An Archive of Resistance
Reviewed by: Lola Shehu-Endo
Review started: March 23, 2021, 2021
Review finished: April 26, 2021
Data and Sources
- 858 hours of video
- The site is a (growing) collection of hours of raw and unedited footage and other visual materials collected since the Egyptian Revolution of 2011
- Videos are uncut and represent different perspectives of the revolution
- Videos were recorded and collected during the Egyptian Revolution in Tahir Square and across Egypt by the Mosireen Collective, who were active participants of the revolution
- Videos have been indexed
- There is no designed experience for a visitor of this archive. There are directions on how to use the archive in both Arabic and English, but there are no exhibitions, highlights, or directed paths through which to experience the materials.
- The design of the site is just as raw as the videos, but the videos are clearly indexed and easy to search. They are organized in 32 different categories including time, date, keyword, size, topic, places, etc.
- Sometimes annotations are thorough, but most of the time the info only places the footage in context.
Digital Tools Used to Build It
- Based on pan.do/ra, a free, open-source platform for media archives
- Wappalyzer analysis of https://858.ma/home: Ubuntu operating system; Nginx web server and reverse proxy
- Arabic, English, and some sound on video in French and Spanish translated into English
While the regime is using every resource to clamp down on public space and public memory the time has come to excavate and remember and re-present our histories.
858: An Archive of Resistance was created by the Mosireen Collective, a volunteer media activist collective that came together during the Egyptian Revolution of 2011, a protest movement they were a part of to document and make public images of the Egyptian Revolution.

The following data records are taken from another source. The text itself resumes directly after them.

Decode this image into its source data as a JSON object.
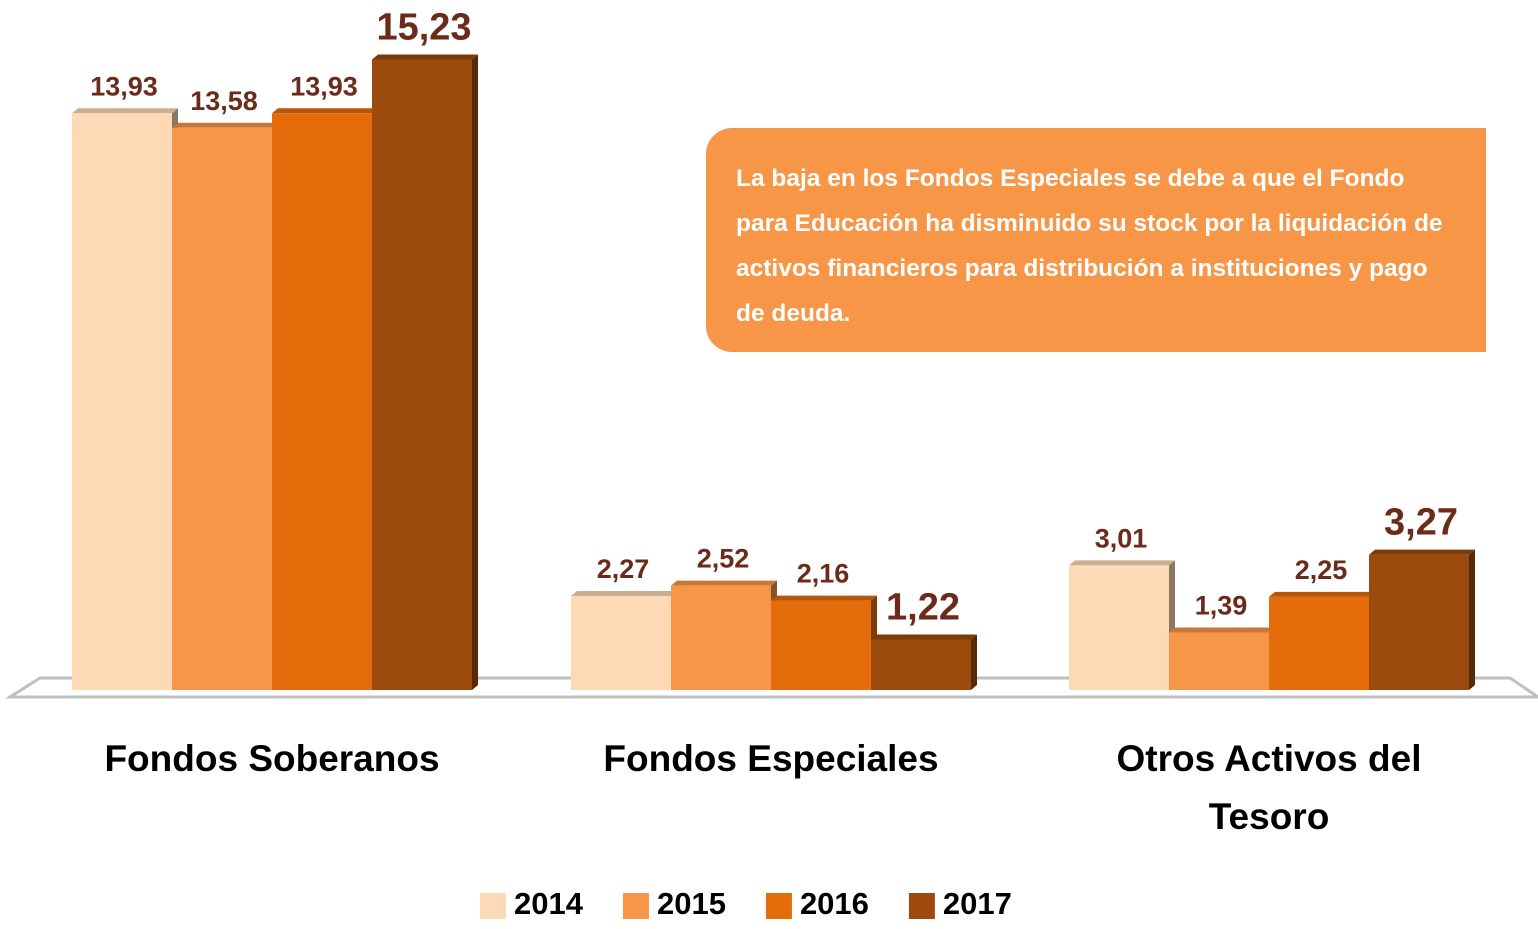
{
  "chart_data": {
    "type": "bar",
    "categories": [
      "Fondos Soberanos",
      "Fondos Especiales",
      "Otros Activos del Tesoro"
    ],
    "series": [
      {
        "name": "2014",
        "color": "#fdd9b5",
        "values": [
          13.93,
          2.27,
          3.01
        ],
        "value_labels": [
          "13,93",
          "2,27",
          "3,01"
        ]
      },
      {
        "name": "2015",
        "color": "#f79646",
        "values": [
          13.58,
          2.52,
          1.39
        ],
        "value_labels": [
          "13,58",
          "2,52",
          "1,39"
        ]
      },
      {
        "name": "2016",
        "color": "#e46c0a",
        "values": [
          13.93,
          2.16,
          2.25
        ],
        "value_labels": [
          "13,93",
          "2,16",
          "2,25"
        ]
      },
      {
        "name": "2017",
        "color": "#9c4a0d",
        "values": [
          15.23,
          1.22,
          3.27
        ],
        "value_labels": [
          "15,23",
          "1,22",
          "3,27"
        ]
      }
    ],
    "annotation": "La baja en los Fondos Especiales se debe a que el Fondo para Educación ha disminuido su stock por la liquidación de activos financieros para distribución a instituciones y pago de deuda.",
    "legend": "bottom"
  }
}
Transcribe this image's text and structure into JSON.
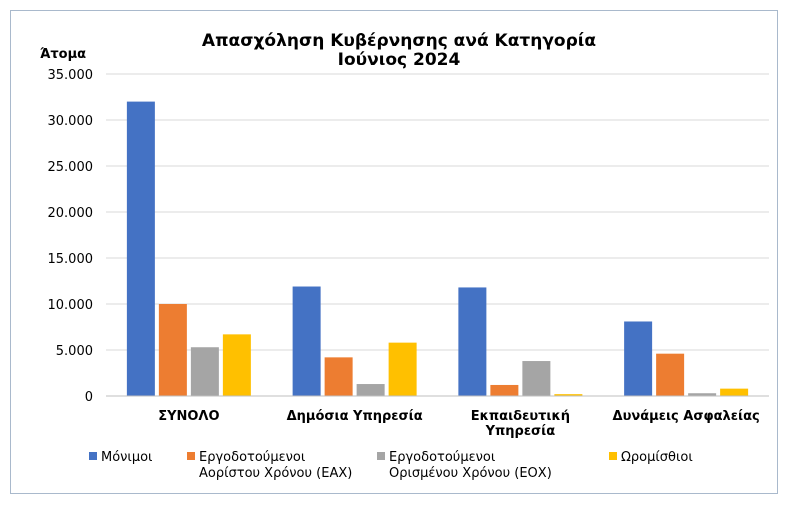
{
  "chart_data": {
    "type": "bar",
    "title": [
      "Απασχόληση Κυβέρνησης ανά Κατηγορία",
      "Ιούνιος 2024"
    ],
    "ylabel": "Άτομα",
    "xlabel": "",
    "ylim": [
      0,
      35000
    ],
    "yticks": [
      0,
      5000,
      10000,
      15000,
      20000,
      25000,
      30000,
      35000
    ],
    "ytick_labels": [
      "0",
      "5.000",
      "10.000",
      "15.000",
      "20.000",
      "25.000",
      "30.000",
      "35.000"
    ],
    "grid": true,
    "legend_position": "bottom",
    "categories": [
      [
        "ΣΥΝΟΛΟ"
      ],
      [
        "Δημόσια Υπηρεσία"
      ],
      [
        "Εκπαιδευτική",
        "Υπηρεσία"
      ],
      [
        "Δυνάμεις Ασφαλείας"
      ]
    ],
    "series": [
      {
        "name": [
          "Μόνιμοι"
        ],
        "color": "#4472c4",
        "values": [
          32000,
          11900,
          11800,
          8100
        ]
      },
      {
        "name": [
          "Εργοδοτούμενοι",
          "Αορίστου Χρόνου (ΕΑΧ)"
        ],
        "color": "#ed7d31",
        "values": [
          10000,
          4200,
          1200,
          4600
        ]
      },
      {
        "name": [
          "Εργοδοτούμενοι",
          "Ορισμένου Χρόνου (ΕΟΧ)"
        ],
        "color": "#a5a5a5",
        "values": [
          5300,
          1300,
          3800,
          300
        ]
      },
      {
        "name": [
          "Ωρομίσθιοι"
        ],
        "color": "#ffc000",
        "values": [
          6700,
          5800,
          200,
          800
        ]
      }
    ]
  }
}
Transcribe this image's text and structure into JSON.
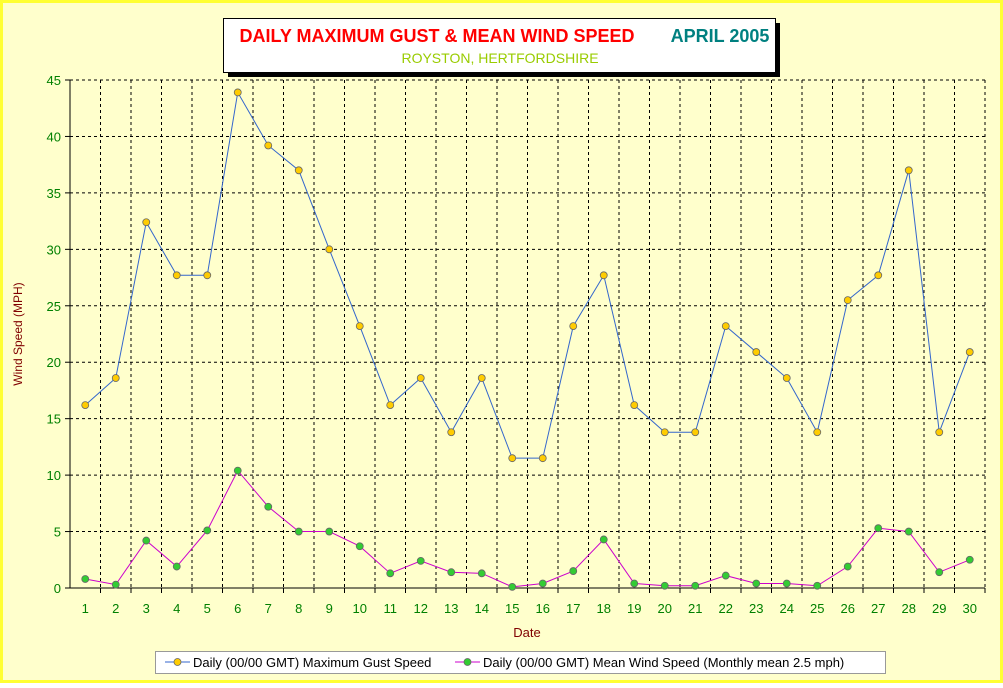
{
  "chart_data": {
    "type": "line",
    "title": "DAILY MAXIMUM GUST & MEAN WIND SPEED",
    "title_period": "APRIL 2005",
    "subtitle": "ROYSTON, HERTFORDSHIRE",
    "x_label": "Date",
    "y_label": "Wind Speed (MPH)",
    "categories": [
      "1",
      "2",
      "3",
      "4",
      "5",
      "6",
      "7",
      "8",
      "9",
      "10",
      "11",
      "12",
      "13",
      "14",
      "15",
      "16",
      "17",
      "18",
      "19",
      "20",
      "21",
      "22",
      "23",
      "24",
      "25",
      "26",
      "27",
      "28",
      "29",
      "30"
    ],
    "series": [
      {
        "name": "Daily (00/00 GMT) Maximum Gust Speed",
        "color": "#3366cc",
        "marker_color": "#ffcc00",
        "values": [
          16.2,
          18.6,
          32.4,
          27.7,
          27.7,
          43.9,
          39.2,
          37.0,
          30.0,
          23.2,
          16.2,
          18.6,
          13.8,
          18.6,
          11.5,
          11.5,
          23.2,
          27.7,
          16.2,
          13.8,
          13.8,
          23.2,
          20.9,
          18.6,
          13.8,
          25.5,
          27.7,
          37.0,
          13.8,
          20.9
        ]
      },
      {
        "name": "Daily (00/00 GMT) Mean Wind Speed (Monthly mean 2.5 mph)",
        "color": "#cc00cc",
        "marker_color": "#33cc33",
        "values": [
          0.8,
          0.3,
          4.2,
          1.9,
          5.1,
          10.4,
          7.2,
          5.0,
          5.0,
          3.7,
          1.3,
          2.4,
          1.4,
          1.3,
          0.1,
          0.4,
          1.5,
          4.3,
          0.4,
          0.2,
          0.2,
          1.1,
          0.4,
          0.4,
          0.2,
          1.9,
          5.3,
          5.0,
          1.4,
          2.5
        ]
      }
    ],
    "ylim": [
      0,
      45
    ],
    "yticks": [
      0,
      5,
      10,
      15,
      20,
      25,
      30,
      35,
      40,
      45
    ],
    "grid": true,
    "legend": "bottom"
  }
}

858 is a platform where memory and activism interact closely and seem to be viewed by the organizers/creators/collectors of this project as one and the same. This archive was created in part as a preventative measure to anticipated efforts by the Egyptian government to reshape and control the memory of the protests, especially as the international media’s attention moved away from Egypt. 858 is the product of years of work by hundreds of people who collected the videos since 2011. The site is a (growing) collection of hours of raw and unedited footage and other visual materials collected since the Egyptian Revolution of 2011. Videos are uncut and indexed and represent different perspectives of the revolution. All footage is published under a Creative Commons license, and API documentation is public with no limitations for use. Any visitor can easily create an account and edit and collect documents.

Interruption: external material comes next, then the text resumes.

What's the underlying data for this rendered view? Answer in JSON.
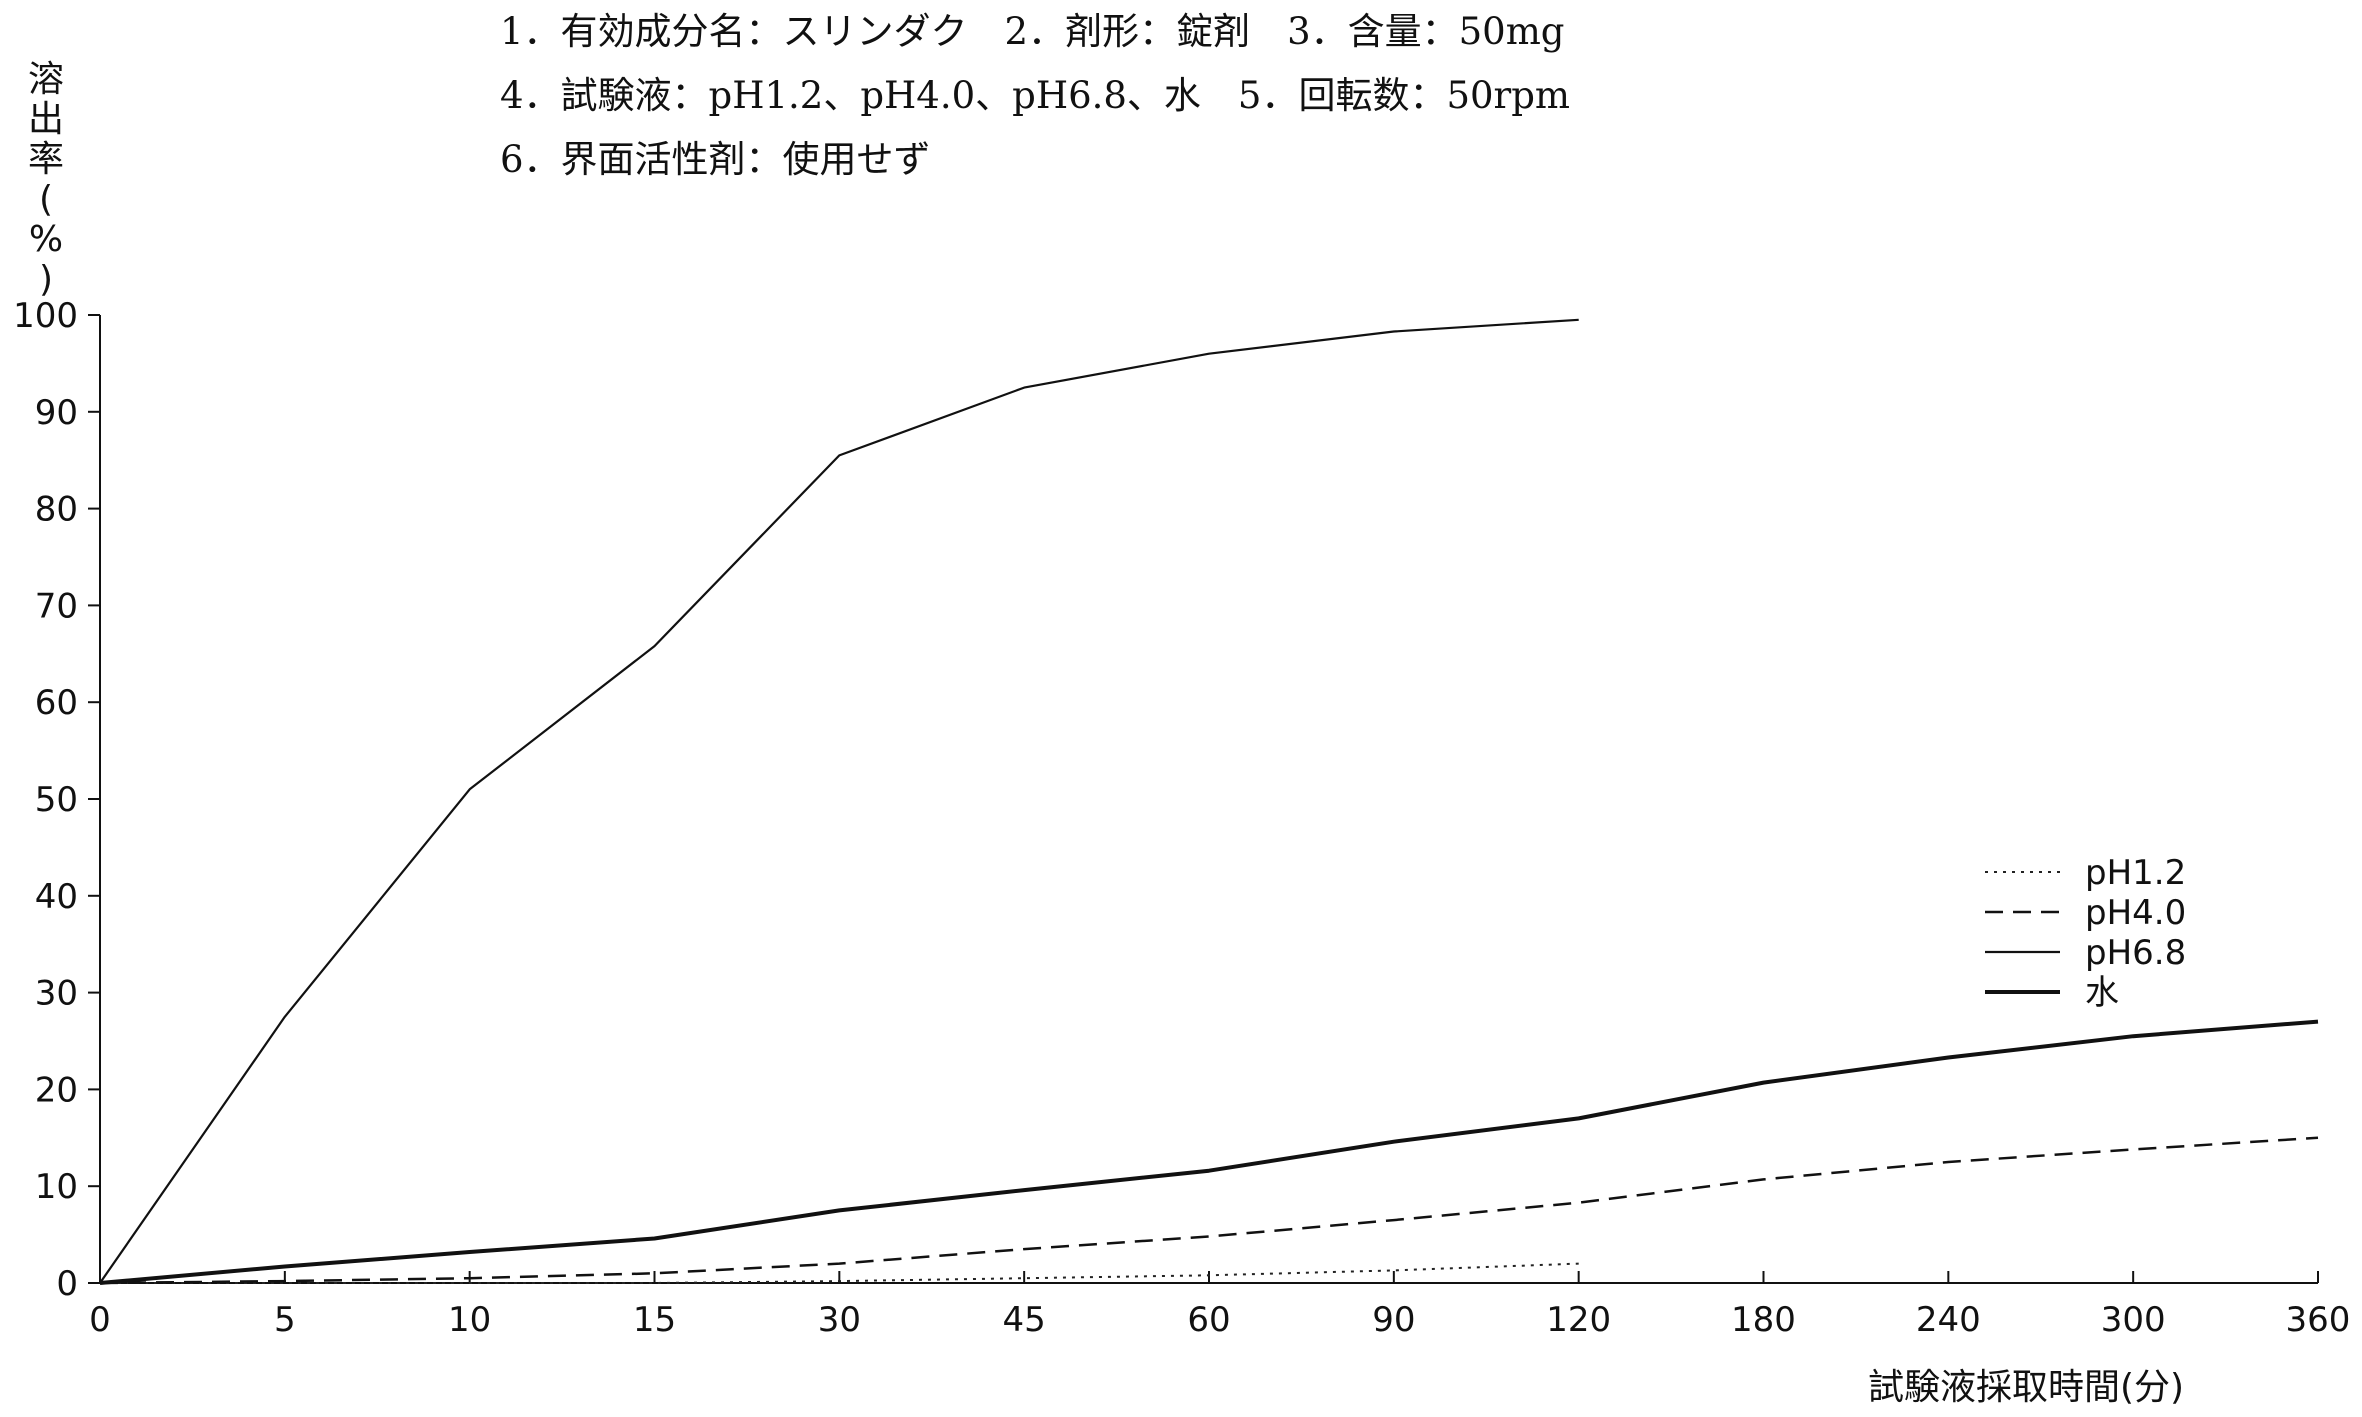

Outside of preserving the public and visual memories of the revolution, the creators of 858 present this archive “to serve purposes yet unknown.” As someone interested in gender during times of political upheaval, this archive is a veritable treasure of primary sources. Many of the videos show women and men working and having intense discussions together in group meetings, which testify to the role of women in this revolution. The diversity of many women interviewed all over Egypt is especially important and valuable. I found myself wishing for some of the videos to be translated, but I think the raw unedited footage is very important.